Lastly in the regression formula there is 'e', which, in statistician's jargon, is an error term. This means it corrects for difference between the returns predicted by a + ßM and actual returns. In the single-index model, Sharpe assumed that 'e' stood for the covariance between each pair of securities - a vital factor in Markowitz's model - and that it had a value of zero. Typically the covariance between the returns on each pair of securities is not zero but a positive number, which means that stock prices tend to move in the same direction. However, it did not seem to matter that covariances were effectively excluded from the portfolios built by the single-index model. Or, at least, tests comparing the risk/return characteristics of portfolios constructed from the single-index model with those formed from Markowitz's fully-scaled variance/covariance model showed little difference. All that seemed to matter was the market and the sensitivity of the stock (or portfolio) to the market.

And therein lay the disturbing truth. From that, it was a short step to say that only the market mattered. And, if only the market mattered, then why bother selecting portfolios at all? Instead, each investor could combine cash - either borrowed or lent - with an exposure to the market to find the combination of likely risk and return that would suit his aims. Cautious investors would have most of their assets in low-risk/low-return cash (savings accounts or government bonds) and just a little in the market. Adventurous investors might even borrow cash to add to their own resources and put all of it into the market. And between the most cautious and the most adventurous there is a continuous spectrum that caters for all shades of investment outlook, but none of it involves the messy, unpredictable business of selecting stocks.

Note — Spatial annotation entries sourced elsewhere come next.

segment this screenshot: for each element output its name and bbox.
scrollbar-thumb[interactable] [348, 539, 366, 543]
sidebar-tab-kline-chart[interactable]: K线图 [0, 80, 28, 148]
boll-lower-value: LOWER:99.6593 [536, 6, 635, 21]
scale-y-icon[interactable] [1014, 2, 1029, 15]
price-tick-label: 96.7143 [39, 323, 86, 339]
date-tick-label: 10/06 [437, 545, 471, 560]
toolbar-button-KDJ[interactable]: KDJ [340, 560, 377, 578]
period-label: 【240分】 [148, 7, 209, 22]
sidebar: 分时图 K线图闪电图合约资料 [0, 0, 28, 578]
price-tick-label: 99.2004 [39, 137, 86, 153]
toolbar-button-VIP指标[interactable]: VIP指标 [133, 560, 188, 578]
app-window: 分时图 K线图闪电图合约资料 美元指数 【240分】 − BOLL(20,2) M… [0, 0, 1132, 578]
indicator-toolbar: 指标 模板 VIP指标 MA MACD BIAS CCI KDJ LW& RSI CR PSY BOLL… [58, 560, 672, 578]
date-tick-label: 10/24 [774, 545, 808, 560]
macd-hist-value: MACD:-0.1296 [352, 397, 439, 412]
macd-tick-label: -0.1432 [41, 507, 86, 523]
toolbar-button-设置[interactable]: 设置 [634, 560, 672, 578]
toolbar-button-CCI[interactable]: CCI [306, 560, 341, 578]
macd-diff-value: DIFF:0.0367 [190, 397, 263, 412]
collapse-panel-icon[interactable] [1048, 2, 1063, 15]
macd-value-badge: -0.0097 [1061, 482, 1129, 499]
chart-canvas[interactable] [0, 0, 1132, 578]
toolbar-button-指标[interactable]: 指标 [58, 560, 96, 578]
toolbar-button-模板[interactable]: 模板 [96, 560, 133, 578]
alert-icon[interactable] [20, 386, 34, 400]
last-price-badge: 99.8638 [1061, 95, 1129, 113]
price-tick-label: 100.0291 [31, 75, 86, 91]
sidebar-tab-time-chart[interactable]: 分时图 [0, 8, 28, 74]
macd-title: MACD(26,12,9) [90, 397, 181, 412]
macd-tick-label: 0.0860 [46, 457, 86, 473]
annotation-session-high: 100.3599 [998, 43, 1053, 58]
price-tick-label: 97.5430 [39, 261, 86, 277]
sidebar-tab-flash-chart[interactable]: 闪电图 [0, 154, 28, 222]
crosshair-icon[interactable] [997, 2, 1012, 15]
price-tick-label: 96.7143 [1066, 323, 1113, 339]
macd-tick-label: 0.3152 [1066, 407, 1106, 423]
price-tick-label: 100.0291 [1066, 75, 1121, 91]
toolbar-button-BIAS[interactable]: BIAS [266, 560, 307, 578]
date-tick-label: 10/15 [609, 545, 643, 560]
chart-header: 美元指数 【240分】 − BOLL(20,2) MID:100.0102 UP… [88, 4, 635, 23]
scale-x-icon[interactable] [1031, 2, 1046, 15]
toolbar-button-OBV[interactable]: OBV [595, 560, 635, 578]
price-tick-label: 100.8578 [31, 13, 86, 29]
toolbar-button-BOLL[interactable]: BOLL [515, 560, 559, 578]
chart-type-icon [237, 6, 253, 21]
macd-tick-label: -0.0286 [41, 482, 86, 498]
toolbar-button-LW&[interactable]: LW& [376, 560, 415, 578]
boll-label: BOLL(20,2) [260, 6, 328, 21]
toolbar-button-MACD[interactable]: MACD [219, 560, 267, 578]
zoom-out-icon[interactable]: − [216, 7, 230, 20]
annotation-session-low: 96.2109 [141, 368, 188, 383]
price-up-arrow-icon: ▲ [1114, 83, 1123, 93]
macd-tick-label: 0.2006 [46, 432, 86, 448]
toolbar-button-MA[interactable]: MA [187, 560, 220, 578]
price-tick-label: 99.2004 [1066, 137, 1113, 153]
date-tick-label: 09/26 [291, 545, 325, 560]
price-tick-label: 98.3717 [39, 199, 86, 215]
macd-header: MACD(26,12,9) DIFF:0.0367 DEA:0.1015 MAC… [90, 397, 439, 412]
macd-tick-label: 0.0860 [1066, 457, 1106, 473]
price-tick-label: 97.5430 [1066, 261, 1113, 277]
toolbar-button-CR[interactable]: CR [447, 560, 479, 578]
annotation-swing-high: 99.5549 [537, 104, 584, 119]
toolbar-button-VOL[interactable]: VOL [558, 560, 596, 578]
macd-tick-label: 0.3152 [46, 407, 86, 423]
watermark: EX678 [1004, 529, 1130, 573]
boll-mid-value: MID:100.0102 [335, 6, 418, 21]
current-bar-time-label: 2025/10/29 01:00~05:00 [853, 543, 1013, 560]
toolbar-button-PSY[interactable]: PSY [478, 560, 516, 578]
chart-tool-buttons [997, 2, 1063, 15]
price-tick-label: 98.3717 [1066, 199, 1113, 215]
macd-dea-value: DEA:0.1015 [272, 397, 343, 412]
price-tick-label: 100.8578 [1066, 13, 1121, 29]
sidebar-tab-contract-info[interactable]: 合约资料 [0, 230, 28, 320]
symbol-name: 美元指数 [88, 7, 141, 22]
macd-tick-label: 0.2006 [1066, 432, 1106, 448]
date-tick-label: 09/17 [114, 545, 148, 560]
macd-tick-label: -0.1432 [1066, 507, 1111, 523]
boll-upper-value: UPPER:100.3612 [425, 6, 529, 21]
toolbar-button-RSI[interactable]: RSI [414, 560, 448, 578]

This is not as alien as it sounds. Arguably it happens in every investor's portfolio anyway and understanding that largely involves adjusting the perception of what is the 'market'. Note that the word has just gone into inverted commas because now the market is no longer something with which we are readily familiar; say, the FTSE 100 index or the All-Share. In reality, each investor's market is everything to which his wealth is exposed - stocks and shares, certainly; but also house prices, the UK economy, global growth, you name it. Given that, then invariably investors do combine borrowing and lending with their own equity capital to form a portfolio of everything they own.

So, by extending the logic of the single-index model, Sharpe was able to explain that investors get rewarded for just two things. First, for choosing to save rather than spend - a low-risk activity for which they receive only the time value of money. Second, they are rewarded for taking on risk. Together, these are formalised in the equation of the capital-asset pricing model:

ER = RF + ß(ERm – RF)

This says that the expected return from a portfolio equals the risk-free rate plus a premium for risk, which is defined as the market's expected return minus the risk-free rate multiplied by the portfolio's beta.

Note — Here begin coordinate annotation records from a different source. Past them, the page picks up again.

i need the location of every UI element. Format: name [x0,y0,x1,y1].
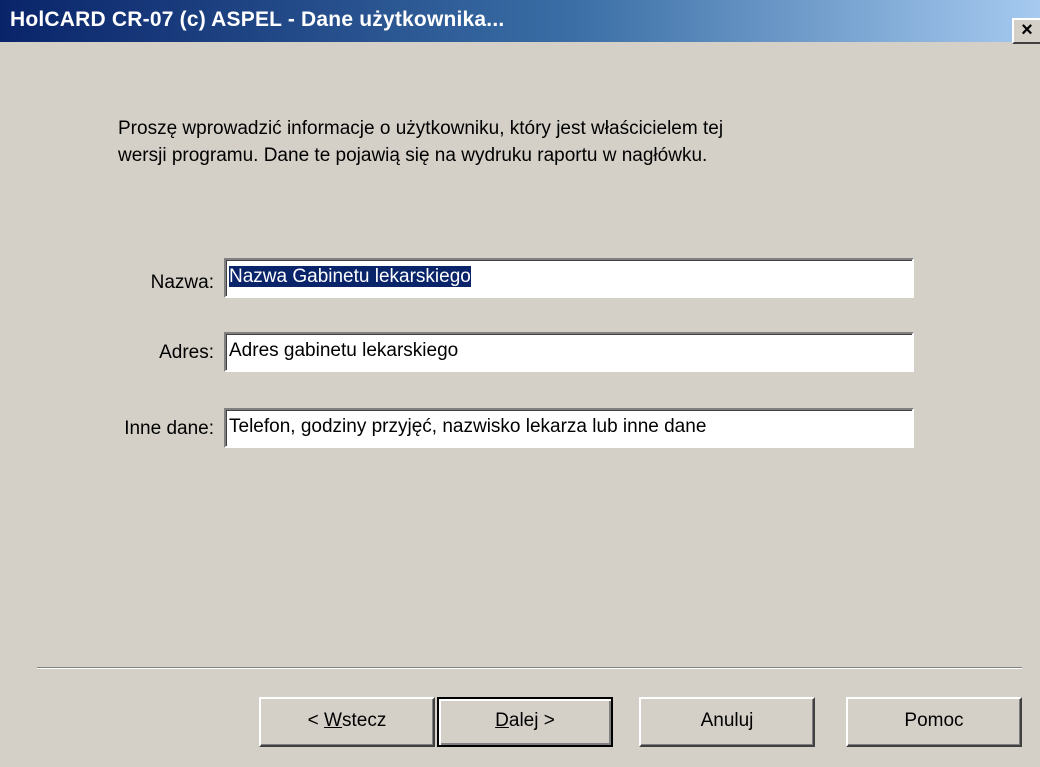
back-button-label: stecz [341,710,387,731]
back-button[interactable]: < Wstecz [259,697,435,747]
window-title: HolCARD CR-07 (c) ASPEL - Dane użytkowni… [10,8,505,31]
inne-dane-input[interactable]: Telefon, godziny przyjęć, nazwisko lekar… [224,408,914,448]
nazwa-label: Nazwa: [150,272,214,293]
button-separator [37,667,1022,669]
nazwa-input[interactable]: Nazwa Gabinetu lekarskiego [224,258,914,298]
nazwa-input-value: Nazwa Gabinetu lekarskiego [229,266,471,287]
adres-input-value: Adres gabinetu lekarskiego [229,340,459,361]
title-bar[interactable]: HolCARD CR-07 (c) ASPEL - Dane użytkowni… [0,0,1040,42]
intro-line-2: wersji programu. Dane te pojawią się na … [118,145,708,166]
help-button[interactable]: Pomoc [846,697,1022,747]
intro-line-1: Proszę wprowadzić informacje o użytkowni… [118,118,724,139]
inne-dane-input-value: Telefon, godziny przyjęć, nazwisko lekar… [229,416,707,437]
back-button-prefix: < [307,710,325,731]
next-button-mnemonic: D [495,710,509,731]
intro-text: Proszę wprowadzić informacje o użytkowni… [118,115,918,169]
next-button[interactable]: Dalej > [437,697,613,747]
inne-dane-label: Inne dane: [124,418,214,439]
cancel-button[interactable]: Anuluj [639,697,815,747]
back-button-mnemonic: W [324,710,342,731]
next-button-suffix: > [538,710,555,731]
dialog-window: HolCARD CR-07 (c) ASPEL - Dane użytkowni… [0,0,1040,767]
adres-input[interactable]: Adres gabinetu lekarskiego [224,332,914,372]
adres-label: Adres: [159,342,214,363]
close-icon[interactable]: × [1012,18,1040,44]
next-button-label: alej [508,710,539,731]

Prospectively the returns from taking on risk must always be greater than the time value of money. If they weren't, no sensible investor would buy risky assets. Of course, prospects don't always turn out as expected. In other words, risk might be priced too expensively and investors end up being penalised for buying it, rather than rewarded. Sometimes that has to be so otherwise there would be no risk.

The Cap-M issues this warning chiefly because - like the other financial formulae we have discussed - it exposes and questions the assumptions that lie behind market prices. If a financial formula achieves that, it is doing its job; that's all it can really do.

Sure all these cornerstones of finance have weaknesses, some of which lie in their simplicity, even - to use Fisher Black's word - in their "beauty". But that just prompts recollection of Albert Einstein's famous - if slightly garbled - warning about the dangers of elegant mathematical formulae: "If you are out to describe the truth, leave elegance to the tailor." For investors, our warning would be more prosaic: if you are out to find bargains in financial markets, use these financial formulae, but understand that they supply just the first step of the investment process.